My main criticism of Mary Poppins Returns relates, unsurprisingly, to its banker villain, played by Colin Firth. To see Firth deadpanning is always fun, but the part he's given is meagre to say the least. The main problem to overcome in the film is that Michael Banks, now grown up, owes the bank money, and will get his house repossessed if he doesn't repay the loan within a few days. The problem will go away if he can show that he was left shares in the bank by his father, as they are worth enough to settle the loan comfortably.

Now Firth's character Wilkins goes as far as to destroy the bank's records of the shares owned by the late George Banks, because for some reason he really wants that house rather than the loan paid in cash. But why? What banker would rather repossess houses than get his money back? Wilkins acts not only heartlessly, but stupidly and downright illegally. On no level does this display good business sense - no wonder his aged uncle sacks him in the end.

True, a Mary Poppins film isn't supposed to give a realistic picture of economic matters. But what bugs me is that Wilkins isn't given any motive at all, besides being evil. I could have bought an exaggerated, whimsical explanation, in tone with the story. He could have had a grudge against the Banks family (maybe the Banks children were always held up to him as shining examples by his tiresome uncles?) or some grandiose ideas about real estate being the Big Future and the only thing to keep the bank afloat during the great slump. It didn't have to be a good motive, as long as there was one.
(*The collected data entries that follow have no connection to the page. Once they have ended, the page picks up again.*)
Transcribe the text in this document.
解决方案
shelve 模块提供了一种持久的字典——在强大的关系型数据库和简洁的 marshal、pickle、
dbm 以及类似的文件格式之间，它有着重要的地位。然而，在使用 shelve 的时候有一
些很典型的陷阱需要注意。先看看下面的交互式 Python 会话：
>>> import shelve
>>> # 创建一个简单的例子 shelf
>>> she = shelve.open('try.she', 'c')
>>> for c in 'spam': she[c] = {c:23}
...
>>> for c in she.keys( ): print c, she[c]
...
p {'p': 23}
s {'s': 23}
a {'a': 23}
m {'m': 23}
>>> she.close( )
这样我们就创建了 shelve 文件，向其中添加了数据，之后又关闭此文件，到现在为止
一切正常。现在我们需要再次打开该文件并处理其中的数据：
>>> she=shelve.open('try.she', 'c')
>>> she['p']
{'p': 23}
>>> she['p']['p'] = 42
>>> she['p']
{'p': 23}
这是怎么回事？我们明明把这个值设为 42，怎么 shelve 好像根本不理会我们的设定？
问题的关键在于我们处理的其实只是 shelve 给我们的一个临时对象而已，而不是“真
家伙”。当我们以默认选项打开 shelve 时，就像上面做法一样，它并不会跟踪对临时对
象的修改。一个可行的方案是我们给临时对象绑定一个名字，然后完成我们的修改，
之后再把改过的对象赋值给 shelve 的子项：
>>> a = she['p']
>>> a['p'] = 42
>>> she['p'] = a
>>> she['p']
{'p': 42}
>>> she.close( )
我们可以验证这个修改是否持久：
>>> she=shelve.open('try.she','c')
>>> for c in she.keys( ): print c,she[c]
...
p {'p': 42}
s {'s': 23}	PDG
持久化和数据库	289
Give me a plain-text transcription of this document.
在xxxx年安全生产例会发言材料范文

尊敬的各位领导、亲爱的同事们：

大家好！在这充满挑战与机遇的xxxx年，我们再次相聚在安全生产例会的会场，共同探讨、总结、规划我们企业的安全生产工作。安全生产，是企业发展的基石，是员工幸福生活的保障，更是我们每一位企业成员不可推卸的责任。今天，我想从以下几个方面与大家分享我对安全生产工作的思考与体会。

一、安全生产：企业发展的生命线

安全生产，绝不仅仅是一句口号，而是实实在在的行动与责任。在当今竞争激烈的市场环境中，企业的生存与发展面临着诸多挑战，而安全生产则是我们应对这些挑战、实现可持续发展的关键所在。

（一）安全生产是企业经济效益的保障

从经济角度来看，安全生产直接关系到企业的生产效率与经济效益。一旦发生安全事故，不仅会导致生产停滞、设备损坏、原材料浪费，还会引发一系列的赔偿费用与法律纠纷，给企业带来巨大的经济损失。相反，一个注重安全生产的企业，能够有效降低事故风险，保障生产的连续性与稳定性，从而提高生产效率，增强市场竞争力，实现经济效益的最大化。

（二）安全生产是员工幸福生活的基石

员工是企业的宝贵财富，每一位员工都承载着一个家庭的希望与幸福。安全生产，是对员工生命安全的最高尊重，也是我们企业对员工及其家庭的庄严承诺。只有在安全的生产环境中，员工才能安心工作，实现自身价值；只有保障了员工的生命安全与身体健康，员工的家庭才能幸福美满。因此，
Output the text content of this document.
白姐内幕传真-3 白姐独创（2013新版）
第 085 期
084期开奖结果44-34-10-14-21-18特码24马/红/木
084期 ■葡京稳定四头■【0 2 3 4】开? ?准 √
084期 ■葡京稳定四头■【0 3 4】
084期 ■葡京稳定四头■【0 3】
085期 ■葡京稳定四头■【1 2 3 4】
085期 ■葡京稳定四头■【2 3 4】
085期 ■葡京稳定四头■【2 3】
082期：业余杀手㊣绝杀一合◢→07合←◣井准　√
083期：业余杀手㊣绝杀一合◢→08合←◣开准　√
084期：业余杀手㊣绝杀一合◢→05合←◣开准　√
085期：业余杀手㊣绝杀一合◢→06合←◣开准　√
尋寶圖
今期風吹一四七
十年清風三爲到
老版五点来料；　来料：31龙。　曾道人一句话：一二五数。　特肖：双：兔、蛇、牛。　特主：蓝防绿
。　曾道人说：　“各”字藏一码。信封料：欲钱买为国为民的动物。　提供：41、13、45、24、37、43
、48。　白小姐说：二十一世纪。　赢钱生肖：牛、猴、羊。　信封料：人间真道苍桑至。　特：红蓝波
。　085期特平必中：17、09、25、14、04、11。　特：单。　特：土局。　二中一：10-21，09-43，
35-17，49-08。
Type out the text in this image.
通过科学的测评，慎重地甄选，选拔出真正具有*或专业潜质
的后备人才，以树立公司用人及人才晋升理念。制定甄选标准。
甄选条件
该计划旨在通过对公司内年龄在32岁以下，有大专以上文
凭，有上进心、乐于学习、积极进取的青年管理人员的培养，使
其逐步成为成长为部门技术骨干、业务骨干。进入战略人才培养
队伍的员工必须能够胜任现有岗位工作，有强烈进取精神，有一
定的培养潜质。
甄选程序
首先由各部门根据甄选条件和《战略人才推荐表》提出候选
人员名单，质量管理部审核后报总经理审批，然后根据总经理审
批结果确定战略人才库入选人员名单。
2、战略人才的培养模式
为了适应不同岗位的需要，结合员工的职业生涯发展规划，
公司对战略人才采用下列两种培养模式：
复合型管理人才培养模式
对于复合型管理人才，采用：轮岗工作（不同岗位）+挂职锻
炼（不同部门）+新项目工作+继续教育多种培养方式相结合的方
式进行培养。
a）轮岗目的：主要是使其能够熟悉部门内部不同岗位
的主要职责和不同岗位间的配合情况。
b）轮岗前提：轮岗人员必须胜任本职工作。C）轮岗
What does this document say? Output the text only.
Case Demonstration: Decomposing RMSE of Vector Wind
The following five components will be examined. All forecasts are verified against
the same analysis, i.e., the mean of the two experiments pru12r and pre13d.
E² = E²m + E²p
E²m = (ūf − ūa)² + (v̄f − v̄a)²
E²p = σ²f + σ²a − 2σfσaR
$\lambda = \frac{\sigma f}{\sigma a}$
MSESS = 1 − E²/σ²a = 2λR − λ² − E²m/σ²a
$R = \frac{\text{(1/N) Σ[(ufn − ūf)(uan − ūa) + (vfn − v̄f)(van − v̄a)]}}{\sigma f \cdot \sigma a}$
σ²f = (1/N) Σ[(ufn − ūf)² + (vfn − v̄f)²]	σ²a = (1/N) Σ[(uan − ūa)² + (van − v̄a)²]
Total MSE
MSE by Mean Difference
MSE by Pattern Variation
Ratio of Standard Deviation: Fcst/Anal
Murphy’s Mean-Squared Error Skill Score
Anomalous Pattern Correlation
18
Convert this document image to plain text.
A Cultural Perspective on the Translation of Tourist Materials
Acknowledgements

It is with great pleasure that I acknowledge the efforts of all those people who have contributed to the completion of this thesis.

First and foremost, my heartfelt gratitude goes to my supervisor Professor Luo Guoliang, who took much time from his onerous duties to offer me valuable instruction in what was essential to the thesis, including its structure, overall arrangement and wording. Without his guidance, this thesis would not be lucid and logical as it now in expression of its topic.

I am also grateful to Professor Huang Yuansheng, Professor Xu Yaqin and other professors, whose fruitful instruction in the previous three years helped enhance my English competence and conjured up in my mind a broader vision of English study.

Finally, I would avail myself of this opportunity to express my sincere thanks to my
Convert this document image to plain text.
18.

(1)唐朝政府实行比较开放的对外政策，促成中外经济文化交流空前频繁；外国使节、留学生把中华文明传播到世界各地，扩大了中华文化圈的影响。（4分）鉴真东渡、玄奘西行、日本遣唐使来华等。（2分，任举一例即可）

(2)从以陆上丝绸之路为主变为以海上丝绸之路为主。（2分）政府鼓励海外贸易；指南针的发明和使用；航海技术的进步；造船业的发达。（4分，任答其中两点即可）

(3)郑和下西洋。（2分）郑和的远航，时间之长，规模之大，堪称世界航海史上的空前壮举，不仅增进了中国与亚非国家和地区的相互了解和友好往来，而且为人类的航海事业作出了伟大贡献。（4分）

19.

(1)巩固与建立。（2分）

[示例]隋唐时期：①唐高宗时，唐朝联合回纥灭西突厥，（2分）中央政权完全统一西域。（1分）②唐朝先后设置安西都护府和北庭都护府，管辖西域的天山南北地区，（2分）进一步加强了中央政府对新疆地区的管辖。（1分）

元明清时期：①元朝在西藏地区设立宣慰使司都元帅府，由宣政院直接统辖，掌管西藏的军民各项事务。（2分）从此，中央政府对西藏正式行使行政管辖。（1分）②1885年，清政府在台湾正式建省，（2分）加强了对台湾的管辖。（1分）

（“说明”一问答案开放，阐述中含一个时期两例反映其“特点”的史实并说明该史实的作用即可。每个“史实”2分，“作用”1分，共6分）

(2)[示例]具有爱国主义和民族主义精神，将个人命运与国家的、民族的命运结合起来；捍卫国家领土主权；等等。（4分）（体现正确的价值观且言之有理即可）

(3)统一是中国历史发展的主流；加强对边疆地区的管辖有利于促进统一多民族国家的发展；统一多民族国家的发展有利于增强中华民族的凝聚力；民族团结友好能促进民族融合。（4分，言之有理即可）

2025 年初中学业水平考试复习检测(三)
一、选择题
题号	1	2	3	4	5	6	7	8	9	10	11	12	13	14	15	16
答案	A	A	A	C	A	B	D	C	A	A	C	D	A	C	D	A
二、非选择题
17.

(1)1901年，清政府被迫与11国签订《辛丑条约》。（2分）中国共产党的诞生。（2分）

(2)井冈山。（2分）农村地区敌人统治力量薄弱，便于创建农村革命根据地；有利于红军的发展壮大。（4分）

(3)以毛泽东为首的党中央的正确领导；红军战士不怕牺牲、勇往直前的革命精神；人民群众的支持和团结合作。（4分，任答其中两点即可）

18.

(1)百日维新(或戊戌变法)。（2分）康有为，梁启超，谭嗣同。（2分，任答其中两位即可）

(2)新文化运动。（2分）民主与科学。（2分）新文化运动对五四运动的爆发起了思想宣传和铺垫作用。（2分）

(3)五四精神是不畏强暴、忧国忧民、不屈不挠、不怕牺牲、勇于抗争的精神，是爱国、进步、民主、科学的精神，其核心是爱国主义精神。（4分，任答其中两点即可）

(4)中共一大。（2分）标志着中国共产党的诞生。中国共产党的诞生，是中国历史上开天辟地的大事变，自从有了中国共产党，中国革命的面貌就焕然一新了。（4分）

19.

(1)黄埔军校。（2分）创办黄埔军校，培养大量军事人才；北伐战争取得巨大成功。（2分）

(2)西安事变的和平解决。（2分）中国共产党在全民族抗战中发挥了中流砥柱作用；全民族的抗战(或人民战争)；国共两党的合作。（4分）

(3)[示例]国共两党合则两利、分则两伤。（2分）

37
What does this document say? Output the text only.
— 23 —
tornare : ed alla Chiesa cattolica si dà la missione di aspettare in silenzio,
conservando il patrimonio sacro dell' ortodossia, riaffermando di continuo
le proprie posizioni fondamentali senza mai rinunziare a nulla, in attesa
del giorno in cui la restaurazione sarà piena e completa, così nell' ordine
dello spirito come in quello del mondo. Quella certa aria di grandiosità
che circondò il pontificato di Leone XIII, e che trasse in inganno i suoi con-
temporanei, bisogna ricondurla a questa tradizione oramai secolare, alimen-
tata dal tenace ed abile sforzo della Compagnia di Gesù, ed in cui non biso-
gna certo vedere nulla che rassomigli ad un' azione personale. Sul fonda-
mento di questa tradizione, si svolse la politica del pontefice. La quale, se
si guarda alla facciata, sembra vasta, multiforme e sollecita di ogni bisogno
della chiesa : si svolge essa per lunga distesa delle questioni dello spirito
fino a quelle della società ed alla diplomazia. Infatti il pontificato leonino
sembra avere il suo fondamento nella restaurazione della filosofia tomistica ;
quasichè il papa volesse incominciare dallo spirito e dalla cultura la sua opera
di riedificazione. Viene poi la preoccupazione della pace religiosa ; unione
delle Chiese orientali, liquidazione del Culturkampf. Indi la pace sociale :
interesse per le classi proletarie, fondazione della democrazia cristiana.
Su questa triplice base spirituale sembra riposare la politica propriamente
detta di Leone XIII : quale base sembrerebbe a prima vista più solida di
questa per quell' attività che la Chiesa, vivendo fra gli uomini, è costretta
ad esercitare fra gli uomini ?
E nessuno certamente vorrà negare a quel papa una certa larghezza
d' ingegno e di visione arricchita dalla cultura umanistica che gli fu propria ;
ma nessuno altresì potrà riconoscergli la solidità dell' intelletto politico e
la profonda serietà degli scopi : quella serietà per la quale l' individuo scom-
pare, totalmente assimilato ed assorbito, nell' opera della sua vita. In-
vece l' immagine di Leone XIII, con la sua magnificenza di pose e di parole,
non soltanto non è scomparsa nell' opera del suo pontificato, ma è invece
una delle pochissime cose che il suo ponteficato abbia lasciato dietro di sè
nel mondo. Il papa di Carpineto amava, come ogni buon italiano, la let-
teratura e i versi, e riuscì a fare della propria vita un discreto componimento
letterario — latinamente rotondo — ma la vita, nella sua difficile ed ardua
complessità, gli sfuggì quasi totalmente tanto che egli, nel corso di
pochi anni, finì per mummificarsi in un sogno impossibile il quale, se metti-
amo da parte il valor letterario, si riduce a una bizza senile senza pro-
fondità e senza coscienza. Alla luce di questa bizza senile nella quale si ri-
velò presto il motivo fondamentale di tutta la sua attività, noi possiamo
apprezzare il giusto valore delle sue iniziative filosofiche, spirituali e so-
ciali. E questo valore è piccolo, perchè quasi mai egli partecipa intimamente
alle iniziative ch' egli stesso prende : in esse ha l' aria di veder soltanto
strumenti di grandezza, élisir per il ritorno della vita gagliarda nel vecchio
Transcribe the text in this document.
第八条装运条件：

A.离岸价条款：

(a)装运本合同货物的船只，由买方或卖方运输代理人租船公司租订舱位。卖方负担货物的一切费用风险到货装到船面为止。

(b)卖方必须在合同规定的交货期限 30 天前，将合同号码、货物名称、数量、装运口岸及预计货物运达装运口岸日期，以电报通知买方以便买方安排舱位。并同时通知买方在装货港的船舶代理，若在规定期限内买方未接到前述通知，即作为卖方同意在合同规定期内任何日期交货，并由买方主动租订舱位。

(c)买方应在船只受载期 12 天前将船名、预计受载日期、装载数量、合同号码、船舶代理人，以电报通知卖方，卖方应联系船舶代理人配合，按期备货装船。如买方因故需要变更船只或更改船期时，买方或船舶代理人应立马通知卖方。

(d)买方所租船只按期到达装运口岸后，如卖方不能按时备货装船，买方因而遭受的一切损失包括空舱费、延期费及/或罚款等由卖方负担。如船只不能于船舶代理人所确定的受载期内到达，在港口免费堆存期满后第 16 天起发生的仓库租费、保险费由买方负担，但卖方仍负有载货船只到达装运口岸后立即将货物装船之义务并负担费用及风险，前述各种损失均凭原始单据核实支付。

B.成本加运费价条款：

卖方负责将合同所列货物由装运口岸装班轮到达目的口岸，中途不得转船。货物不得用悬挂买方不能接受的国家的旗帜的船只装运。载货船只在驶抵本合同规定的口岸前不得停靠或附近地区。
Luckily, one of the bankers from the original story is reintroduced at the end, in time to reassure us that the film doesn't have some confused All Bankers Are Evil agenda. The bankers in the original film weren't evil: they meant well, and honestly thought they were helping Michael when they tried to persuade him to invest his penny rather than squander it on bird food. In a head-scratching twist from the new film, they weren't half wrong, either. They simply had a different outlook than the one Mary Poppins was trying to promote, and that's fair enough.

So, yes, the whole bank plot could have been better handled. But apart from that, Mary Poppins Returns is fun and occasionally moving escapism (I blubbed once or twice). Plus it's had me humming "The Cover is not the Book" tunelessly ever since I saw it.